Ahh. My favorite target "The Pussycat Dolls." They have embraced their core audience (tweens) and are now going after them directly:
Eleven female contestants -- all about age 20 and competing for places in Girlicious, the Pussycat Dolls spinoff group the show will found -- were to perform to an audience of tween girls, the age group that made Miley Cyrus so popular that she was an Oscar presenter this year."This is part of the key demographic you want buying your CDs," intoned Antin. "They're the ones that dictate the future of music."
And the music industry needs them, if only because the tweens are largely believed to still purchase CDs. If junior high kids weren't entirely responsible for what Nielsen SoundScan estimates as 2.8 million copies sold of "PCD," the debut album from the Pussycat Dolls that contained the (still) inescapable single "Don't Cha," Antin knows they accounted for a sizable percentage.

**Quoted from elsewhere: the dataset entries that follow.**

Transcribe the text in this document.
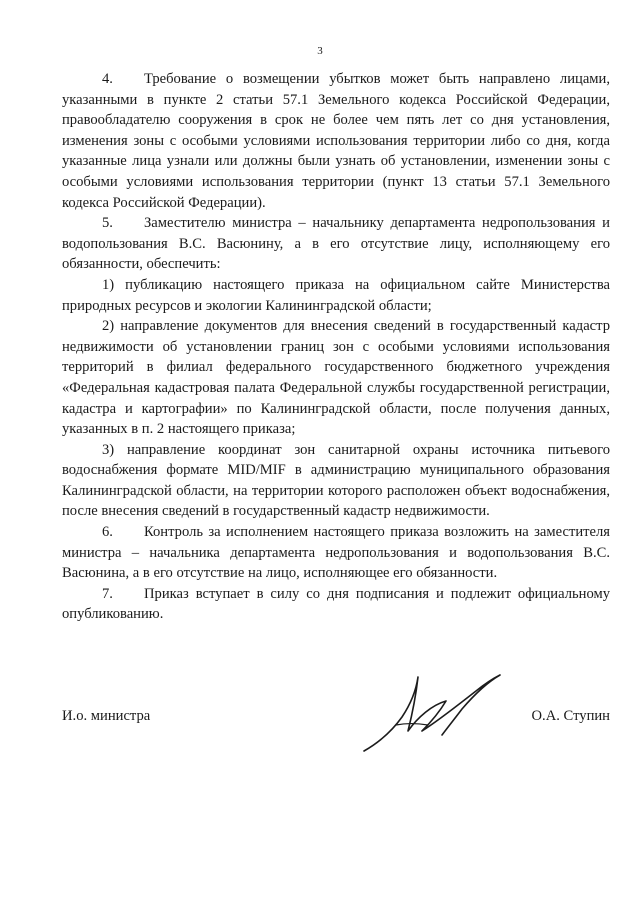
3

4. Требование о возмещении убытков может быть направлено лицами, указанными в пункте 2 статьи 57.1 Земельного кодекса Российской Федерации, правообладателю сооружения в срок не более чем пять лет со дня установления, изменения зоны с особыми условиями использования территории либо со дня, когда указанные лица узнали или должны были узнать об установлении, изменении зоны с особыми условиями использования территории (пункт 13 статьи 57.1 Земельного кодекса Российской Федерации).

5. Заместителю министра – начальнику департамента недропользования и водопользования В.С. Васюнину, а в его отсутствие лицу, исполняющему его обязанности, обеспечить:

1) публикацию настоящего приказа на официальном сайте Министерства природных ресурсов и экологии Калининградской области;

2) направление документов для внесения сведений в государственный кадастр недвижимости об установлении границ зон с особыми условиями использования территорий в филиал федерального государственного бюджетного учреждения «Федеральная кадастровая палата Федеральной службы государственной регистрации, кадастра и картографии» по Калининградской области, после получения данных, указанных в п. 2 настоящего приказа;

3) направление координат зон санитарной охраны источника питьевого водоснабжения формате MID/MIF в администрацию муниципального образования Калининградской области, на территории которого расположен объект водоснабжения, после внесения сведений в государственный кадастр недвижимости.

6. Контроль за исполнением настоящего приказа возложить на заместителя министра – начальника департамента недропользования и водопользования В.С. Васюнина, а в его отсутствие на лицо, исполняющее его обязанности.

7. Приказ вступает в силу со дня подписания и подлежит официальному опубликованию.

И.о. министра	О.А. Ступин
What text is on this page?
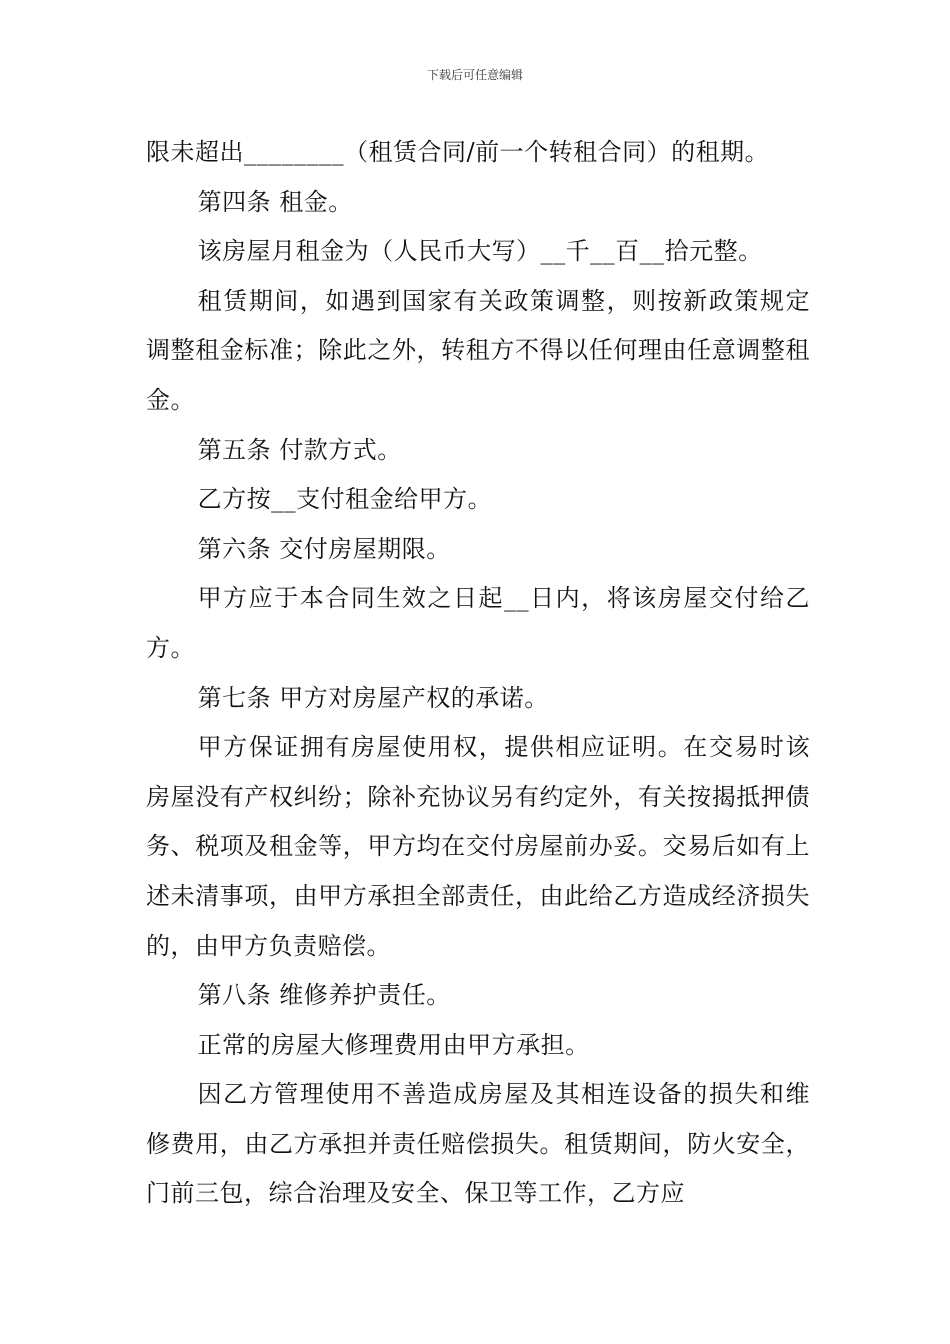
下载后可任意编辑

限未超出________（租赁合同/前一个转租合同）的租期。

第四条 租金。

该房屋月租金为（人民币大写）__千__百__拾元整。

租赁期间，如遇到国家有关政策调整，则按新政策规定调整租金标准；除此之外，转租方不得以任何理由任意调整租金。

第五条 付款方式。

乙方按__支付租金给甲方。

第六条 交付房屋期限。

甲方应于本合同生效之日起__日内，将该房屋交付给乙方。

第七条 甲方对房屋产权的承诺。

甲方保证拥有房屋使用权，提供相应证明。在交易时该房屋没有产权纠纷；除补充协议另有约定外，有关按揭抵押债务、税项及租金等，甲方均在交付房屋前办妥。交易后如有上述未清事项，由甲方承担全部责任，由此给乙方造成经济损失的，由甲方负责赔偿。

第八条 维修养护责任。

正常的房屋大修理费用由甲方承担。

因乙方管理使用不善造成房屋及其相连设备的损失和维修费用，由乙方承担并责任赔偿损失。租赁期间，防火安全，门前三包，综合治理及安全、保卫等工作，乙方应
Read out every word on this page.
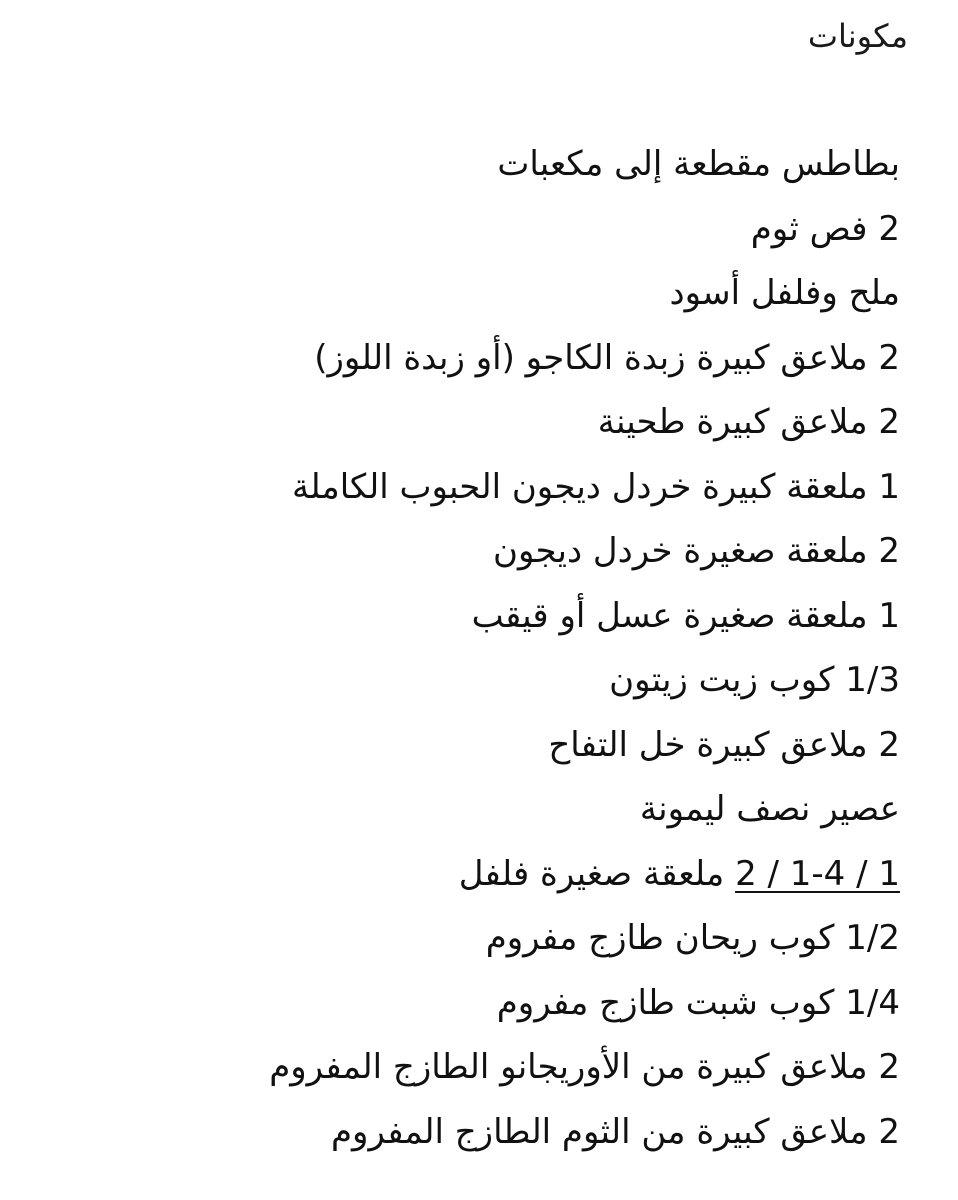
مكونات
بطاطس مقطعة إلى مكعبات
2 فص ثوم
ملح وفلفل أسود
2 ملاعق كبيرة زبدة الكاجو (أو زبدة اللوز)
2 ملاعق كبيرة طحينة
1 ملعقة كبيرة خردل ديجون الحبوب الكاملة
2 ملعقة صغيرة خردل ديجون
1 ملعقة صغيرة عسل أو قيقب
1/3 كوب زيت زيتون
2 ملاعق كبيرة خل التفاح
عصير نصف ليمونة
2 / 1-4 / 1 ملعقة صغيرة فلفل
1/2 كوب ريحان طازج مفروم
1/4 كوب شبت طازج مفروم
2 ملاعق كبيرة من الأوريجانو الطازج المفروم
2 ملاعق كبيرة من الثوم الطازج المفروم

"If you go to a Pussycat Dolls concert, it's all these little girls, and they all have on their hoodies," Antin said recently in the family room of her modest one-story West Hollywood home. "When I first started the Pussycat Dolls, I never would have imagined that would become our target audience. But it makes so much sense. My idea, from the very beginning, was to have sort of live dolls, dancing and singing. That's what these girls relate to."
Source: Idolator/L.A. Times
Posted by anastasia
Music | TV | Tweens






Comments
Suppose a tween in 1984 bought a Madonna album, and a tween in 2008 bought a PCD album.
What's the difference?
Both acts involve female pop singers emphasizing sexuality.